Prompted by modern critical discussions, the 14 papers, lectures and articles assembled in this volume revolve around key issues raised by twentieth-century art and theory.

Taking abstraction and expression as his main themes, this eclectic assortment of Professor Gombrich's monumental essays encompass the whole of the history of art, and includes major articles on the social history of art, visual metaphor, tradition and expression, and psychoanalysis.

Characteristic of his thought-provoking use of diverse sources for inspiration and exploration, this book embodies a timelessly powerful corpus of Gombrich's ground-breaking thought.




About the author(s)

Ernst Gombrich was one of the greatest and least conventional art historians of his age, achieving fame and distinction in three separate spheres: as a scholar, as a popularizer of art, and as a pioneer of the application of the psychology of perception to the study of art. His best-known book, The Story of Art - first published 50 years ago and now in its sixteenth edition - is one of the most influential books ever written about art. His books further include The Sense of Order (1979) and The Preference for the Primitive (2002), as well as a total of 11 volumes of collected essays and reviews.
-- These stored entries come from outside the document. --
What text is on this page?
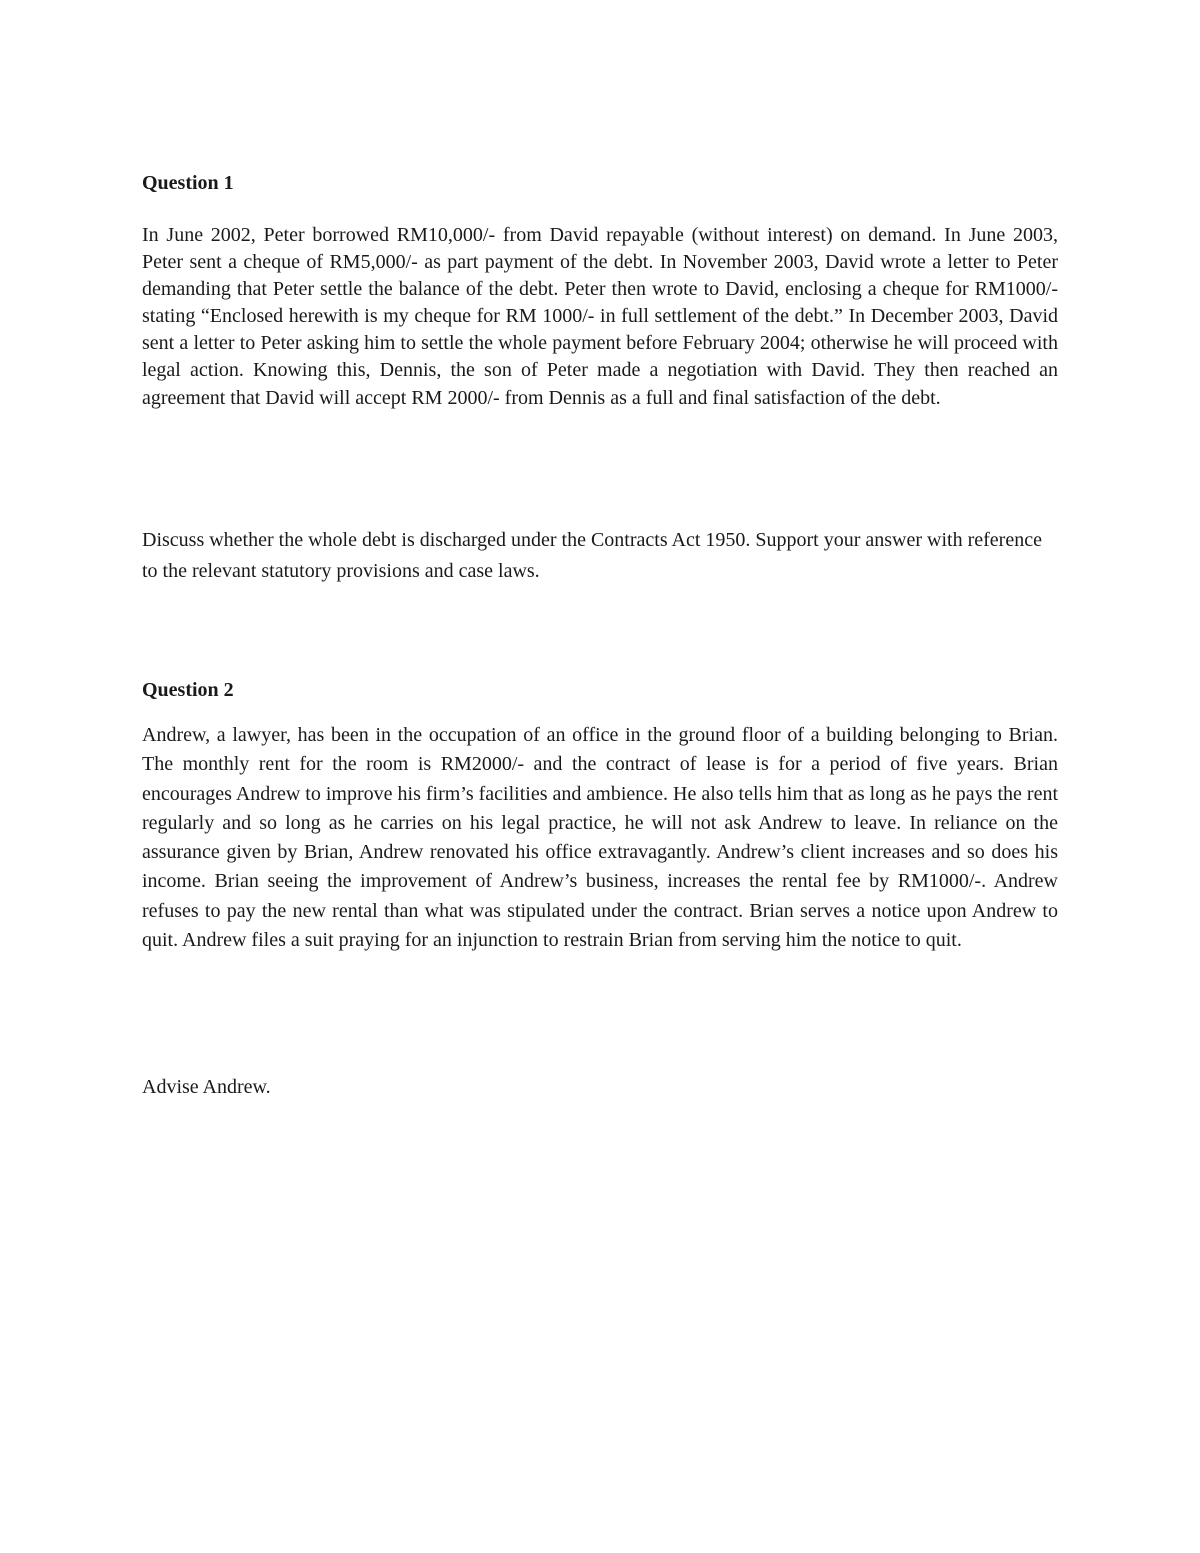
Question 1

In June 2002, Peter borrowed RM10,000/- from David repayable (without interest) on demand. In June 2003, Peter sent a cheque of RM5,000/- as part payment of the debt. In November 2003, David wrote a letter to Peter demanding that Peter settle the balance of the debt. Peter then wrote to David, enclosing a cheque for RM1000/- stating “Enclosed herewith is my cheque for RM 1000/- in full settlement of the debt.” In December 2003, David sent a letter to Peter asking him to settle the whole payment before February 2004; otherwise he will proceed with legal action. Knowing this, Dennis, the son of Peter made a negotiation with David. They then reached an agreement that David will accept RM 2000/- from Dennis as a full and final satisfaction of the debt.

Discuss whether the whole debt is discharged under the Contracts Act 1950. Support your answer with reference to the relevant statutory provisions and case laws.

Question 2

Andrew, a lawyer, has been in the occupation of an office in the ground floor of a building belonging to Brian. The monthly rent for the room is RM2000/- and the contract of lease is for a period of five years. Brian encourages Andrew to improve his firm’s facilities and ambience. He also tells him that as long as he pays the rent regularly and so long as he carries on his legal practice, he will not ask Andrew to leave. In reliance on the assurance given by Brian, Andrew renovated his office extravagantly. Andrew’s client increases and so does his income. Brian seeing the improvement of Andrew’s business, increases the rental fee by RM1000/-. Andrew refuses to pay the new rental than what was stipulated under the contract. Brian serves a notice upon Andrew to quit. Andrew files a suit praying for an injunction to restrain Brian from serving him the notice to quit.

Advise Andrew.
Gombrich was born in Vienna in 1909 and died in London in November 2001. He came to London in 1936 to work at the Warburg Institute, where he eventually became Director from 1959 until his retirement in 1976. He won numerous international honours, including a knighthood, the Order of Merit and the Goethe, Hegel and Erasmus prizes.

Gifted with a powerful mind and prodigious memory, he was also an outstanding communicator, with a clear and forceful prose style. His works are models of good art-historical writing, and reflect his humanism and his deep and abiding concern with the standards and values of our cultural heritage.